Мы даже попробовали ехать. Дорога была уже совершенно нормальная, достаточно ровная, разве что стыки плит кое-где чувствовались, но это ерунда. Но у Лю не было никакого навыка вождения, а я болтался сзади, не прибавляя равновесия ни ей, ни мотоциклу… да и падал я почему-то каждый раз на раненую сторону…
В общем, после пятого или шестого падения я хотел снова встать, но не получилось. Организм сказал: баста. Дальше можете ехать без меня.
119
Последний раз Тину видели часа через полтора после начала гонки, неподалёку от моста между Ливадией и Срединным. Один из гонщиков-наземников, профессиональный оператор (да его все знают – это Вилли Бахман), прихватил с собой камеру и всю плёнку, до которой успел дотянуться, и вёл съёмки на всём протяжении гонок. Пикап Тины попал в его объектив. Потом этот пикап нашли в сухой таиге неподалёку от маяка «Суин» на северо-западном побережье Срединного; баллон пикапа был распорот сверху.
Тину искали долго, но не нашли. Это значит одно: в таигу она попала уже мёртвой или тяжелораненой, в противном случае она выбралась бы. А так, понятно – никаких следов…
Всего при подготовке к гонке и в самой гонке погибло и пропало без вести две тысячи одиннадцать человек; это те, кто известен поимённо. Но я уже говорил, что в сельской местности, особенно на Юге, учёт населения не слишком строг…

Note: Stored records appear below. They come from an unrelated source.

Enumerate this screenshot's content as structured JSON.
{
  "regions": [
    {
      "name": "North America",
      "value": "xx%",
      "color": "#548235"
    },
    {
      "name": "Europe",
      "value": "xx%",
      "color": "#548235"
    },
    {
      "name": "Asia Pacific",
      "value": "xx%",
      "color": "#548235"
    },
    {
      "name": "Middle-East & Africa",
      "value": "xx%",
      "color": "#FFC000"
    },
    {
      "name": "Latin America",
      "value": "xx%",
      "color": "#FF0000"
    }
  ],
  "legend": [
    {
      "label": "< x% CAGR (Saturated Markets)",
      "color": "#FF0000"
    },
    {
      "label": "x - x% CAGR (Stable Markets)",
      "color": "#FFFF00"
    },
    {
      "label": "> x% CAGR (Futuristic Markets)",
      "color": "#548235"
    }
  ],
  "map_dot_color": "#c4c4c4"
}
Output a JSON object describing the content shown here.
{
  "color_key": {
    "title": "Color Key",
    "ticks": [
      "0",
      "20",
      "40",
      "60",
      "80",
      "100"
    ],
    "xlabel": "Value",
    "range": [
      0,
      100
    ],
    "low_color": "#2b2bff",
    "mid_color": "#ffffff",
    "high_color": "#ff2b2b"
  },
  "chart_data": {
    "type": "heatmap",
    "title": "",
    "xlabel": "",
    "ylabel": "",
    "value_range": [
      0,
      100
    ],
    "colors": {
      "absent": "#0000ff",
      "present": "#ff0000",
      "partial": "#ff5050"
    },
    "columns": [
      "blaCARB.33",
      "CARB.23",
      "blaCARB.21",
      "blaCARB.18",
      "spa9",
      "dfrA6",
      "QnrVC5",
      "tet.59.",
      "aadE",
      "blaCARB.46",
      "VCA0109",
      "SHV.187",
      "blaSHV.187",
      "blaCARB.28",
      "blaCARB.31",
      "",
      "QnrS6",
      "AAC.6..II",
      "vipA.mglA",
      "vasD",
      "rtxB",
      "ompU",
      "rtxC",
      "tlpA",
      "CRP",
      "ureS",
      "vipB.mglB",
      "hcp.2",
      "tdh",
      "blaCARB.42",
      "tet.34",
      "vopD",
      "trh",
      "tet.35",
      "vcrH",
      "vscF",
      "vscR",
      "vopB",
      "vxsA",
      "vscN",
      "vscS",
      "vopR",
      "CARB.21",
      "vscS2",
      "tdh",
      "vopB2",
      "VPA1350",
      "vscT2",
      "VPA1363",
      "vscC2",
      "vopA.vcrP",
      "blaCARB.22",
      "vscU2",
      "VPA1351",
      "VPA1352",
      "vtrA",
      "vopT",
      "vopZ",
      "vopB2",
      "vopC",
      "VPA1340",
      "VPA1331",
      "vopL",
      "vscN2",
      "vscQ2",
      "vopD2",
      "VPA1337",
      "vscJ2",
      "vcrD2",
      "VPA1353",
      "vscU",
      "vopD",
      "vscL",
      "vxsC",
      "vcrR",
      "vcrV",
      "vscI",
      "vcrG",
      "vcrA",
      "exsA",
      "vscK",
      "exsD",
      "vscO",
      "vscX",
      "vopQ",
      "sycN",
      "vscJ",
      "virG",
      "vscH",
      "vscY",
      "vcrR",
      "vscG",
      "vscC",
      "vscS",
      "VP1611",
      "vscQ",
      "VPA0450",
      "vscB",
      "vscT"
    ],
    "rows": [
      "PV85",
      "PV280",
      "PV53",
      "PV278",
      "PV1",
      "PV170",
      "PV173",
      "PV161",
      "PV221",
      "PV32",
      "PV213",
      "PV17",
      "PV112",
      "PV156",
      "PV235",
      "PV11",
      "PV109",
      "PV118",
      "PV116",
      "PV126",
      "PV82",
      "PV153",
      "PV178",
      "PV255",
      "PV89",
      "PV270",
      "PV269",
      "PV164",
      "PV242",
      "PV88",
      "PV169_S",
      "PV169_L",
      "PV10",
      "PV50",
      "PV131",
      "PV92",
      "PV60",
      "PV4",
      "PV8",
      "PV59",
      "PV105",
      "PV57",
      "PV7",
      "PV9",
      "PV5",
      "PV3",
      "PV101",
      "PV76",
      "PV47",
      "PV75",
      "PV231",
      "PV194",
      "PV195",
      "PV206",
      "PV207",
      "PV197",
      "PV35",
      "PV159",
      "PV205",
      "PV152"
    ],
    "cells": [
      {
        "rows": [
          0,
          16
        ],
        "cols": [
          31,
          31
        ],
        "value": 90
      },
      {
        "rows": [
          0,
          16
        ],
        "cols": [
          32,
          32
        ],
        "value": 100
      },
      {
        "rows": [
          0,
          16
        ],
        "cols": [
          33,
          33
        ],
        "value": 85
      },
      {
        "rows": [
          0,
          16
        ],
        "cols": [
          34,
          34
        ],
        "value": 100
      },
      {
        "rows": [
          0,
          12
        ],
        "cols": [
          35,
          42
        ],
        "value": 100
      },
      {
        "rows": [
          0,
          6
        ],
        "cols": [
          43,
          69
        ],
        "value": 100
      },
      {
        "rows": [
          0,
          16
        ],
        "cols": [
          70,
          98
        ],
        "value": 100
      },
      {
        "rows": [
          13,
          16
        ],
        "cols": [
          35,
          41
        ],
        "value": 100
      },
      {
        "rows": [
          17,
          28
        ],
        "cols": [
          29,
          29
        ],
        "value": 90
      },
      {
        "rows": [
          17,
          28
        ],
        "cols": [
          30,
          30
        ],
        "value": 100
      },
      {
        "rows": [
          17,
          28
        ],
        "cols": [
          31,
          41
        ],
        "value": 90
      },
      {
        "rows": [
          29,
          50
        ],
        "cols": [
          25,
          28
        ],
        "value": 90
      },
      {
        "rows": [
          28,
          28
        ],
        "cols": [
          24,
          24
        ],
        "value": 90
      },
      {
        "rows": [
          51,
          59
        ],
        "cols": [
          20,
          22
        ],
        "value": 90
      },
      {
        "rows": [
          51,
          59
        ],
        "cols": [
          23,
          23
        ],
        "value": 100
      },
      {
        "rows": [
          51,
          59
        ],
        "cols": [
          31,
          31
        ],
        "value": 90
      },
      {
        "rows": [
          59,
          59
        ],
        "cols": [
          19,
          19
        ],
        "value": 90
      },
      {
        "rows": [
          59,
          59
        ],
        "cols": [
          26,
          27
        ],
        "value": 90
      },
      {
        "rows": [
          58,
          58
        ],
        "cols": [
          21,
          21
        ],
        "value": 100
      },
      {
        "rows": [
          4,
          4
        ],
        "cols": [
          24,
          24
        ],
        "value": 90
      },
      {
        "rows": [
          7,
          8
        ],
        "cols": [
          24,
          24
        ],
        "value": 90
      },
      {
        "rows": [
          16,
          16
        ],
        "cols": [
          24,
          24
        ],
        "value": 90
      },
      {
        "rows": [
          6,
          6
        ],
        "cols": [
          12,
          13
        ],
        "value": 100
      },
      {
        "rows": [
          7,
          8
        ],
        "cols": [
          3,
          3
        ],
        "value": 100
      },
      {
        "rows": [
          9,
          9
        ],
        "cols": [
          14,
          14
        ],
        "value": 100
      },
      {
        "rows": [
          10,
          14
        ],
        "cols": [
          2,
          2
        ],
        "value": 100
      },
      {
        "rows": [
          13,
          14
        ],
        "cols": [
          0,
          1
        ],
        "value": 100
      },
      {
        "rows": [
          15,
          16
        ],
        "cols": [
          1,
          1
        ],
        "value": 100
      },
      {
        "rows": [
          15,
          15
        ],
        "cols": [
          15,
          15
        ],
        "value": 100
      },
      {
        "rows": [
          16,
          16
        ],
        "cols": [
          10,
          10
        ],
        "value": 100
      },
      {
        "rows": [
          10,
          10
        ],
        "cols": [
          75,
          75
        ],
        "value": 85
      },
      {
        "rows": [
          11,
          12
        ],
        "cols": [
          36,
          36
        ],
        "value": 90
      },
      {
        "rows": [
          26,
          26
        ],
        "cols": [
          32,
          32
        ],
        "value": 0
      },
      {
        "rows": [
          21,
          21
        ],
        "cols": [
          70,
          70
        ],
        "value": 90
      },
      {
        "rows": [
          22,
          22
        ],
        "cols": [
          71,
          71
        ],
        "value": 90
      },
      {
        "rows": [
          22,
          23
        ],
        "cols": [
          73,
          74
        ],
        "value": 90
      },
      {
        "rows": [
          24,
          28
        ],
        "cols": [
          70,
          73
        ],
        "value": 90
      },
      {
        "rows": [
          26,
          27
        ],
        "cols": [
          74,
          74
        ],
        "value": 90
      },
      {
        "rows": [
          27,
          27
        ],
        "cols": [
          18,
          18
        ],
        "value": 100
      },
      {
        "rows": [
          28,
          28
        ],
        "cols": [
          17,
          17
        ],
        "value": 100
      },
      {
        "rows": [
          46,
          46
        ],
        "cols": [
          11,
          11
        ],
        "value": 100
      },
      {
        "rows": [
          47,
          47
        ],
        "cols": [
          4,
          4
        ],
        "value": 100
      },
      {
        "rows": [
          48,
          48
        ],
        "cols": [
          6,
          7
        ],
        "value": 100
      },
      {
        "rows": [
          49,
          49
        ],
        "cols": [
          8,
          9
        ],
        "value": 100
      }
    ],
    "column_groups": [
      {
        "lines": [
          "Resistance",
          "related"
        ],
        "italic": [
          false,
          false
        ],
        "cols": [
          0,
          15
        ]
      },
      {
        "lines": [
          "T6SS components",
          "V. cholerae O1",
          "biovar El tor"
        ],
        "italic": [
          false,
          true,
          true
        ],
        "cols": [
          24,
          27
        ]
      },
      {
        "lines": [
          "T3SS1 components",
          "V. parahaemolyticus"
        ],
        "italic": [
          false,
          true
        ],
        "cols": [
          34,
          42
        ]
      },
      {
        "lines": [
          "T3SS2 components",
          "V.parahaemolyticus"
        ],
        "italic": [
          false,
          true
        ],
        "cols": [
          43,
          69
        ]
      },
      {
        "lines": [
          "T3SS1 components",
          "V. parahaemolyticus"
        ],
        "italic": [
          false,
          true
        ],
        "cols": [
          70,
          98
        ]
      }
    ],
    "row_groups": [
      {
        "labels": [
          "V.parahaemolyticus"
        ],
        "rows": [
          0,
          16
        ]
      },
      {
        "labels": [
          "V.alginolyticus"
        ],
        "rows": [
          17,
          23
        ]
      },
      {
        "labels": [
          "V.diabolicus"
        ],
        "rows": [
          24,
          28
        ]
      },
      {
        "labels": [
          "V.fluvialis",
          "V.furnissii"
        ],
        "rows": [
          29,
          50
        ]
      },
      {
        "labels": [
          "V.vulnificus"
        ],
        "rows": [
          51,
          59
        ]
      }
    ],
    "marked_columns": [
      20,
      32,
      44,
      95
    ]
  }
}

Через час после заката на Коробок прилетел из Ясного помощник шерифа, Марк Кёнигсблау, я его помню, он несколько лет назад занимался у меня на курсах выживания. Парень умный и осторожный. Найдя в темноте скалу (что не так уж и просто: маяков поблизости нет, а дальние видны не во всякую погоду), он не попёр садиться, очертя голову, а сделал круг, светя издали прожектором, – а потом еле удрал. На скале копошились как минимум десяток драконов. Увидев вертолёт, несколько тварей бросились его преследовать. И не было Стены, чтобы уйти под её защиту…
Он оторвался на скорости. Ну и повезло, конечно.
Потом выяснилось, что драконы разметали крышу сарая. От моего пленника остался только ботинок.
Люсьена
Он бредил, он кричал: «Поезжай! Одна! Сама! Ты нужна, ты должна! Ты успеешь, ты сможешь! Ты вернёшься! А я тут пока полежу…»
Дурак.
120
Я миновал ещё один пожар: на склоне холма выгорала трава. Огненный контур вокруг плеши напоминал Армена в профиль.
Интересно, этот старый бандит уже финишировал? Скорее всего, да. Теперь-то ему на Земле ничто не грозит…
Ладно. Даже если у меня не получится, его подлечат и так. Но почему это у меня должно ничего не получиться?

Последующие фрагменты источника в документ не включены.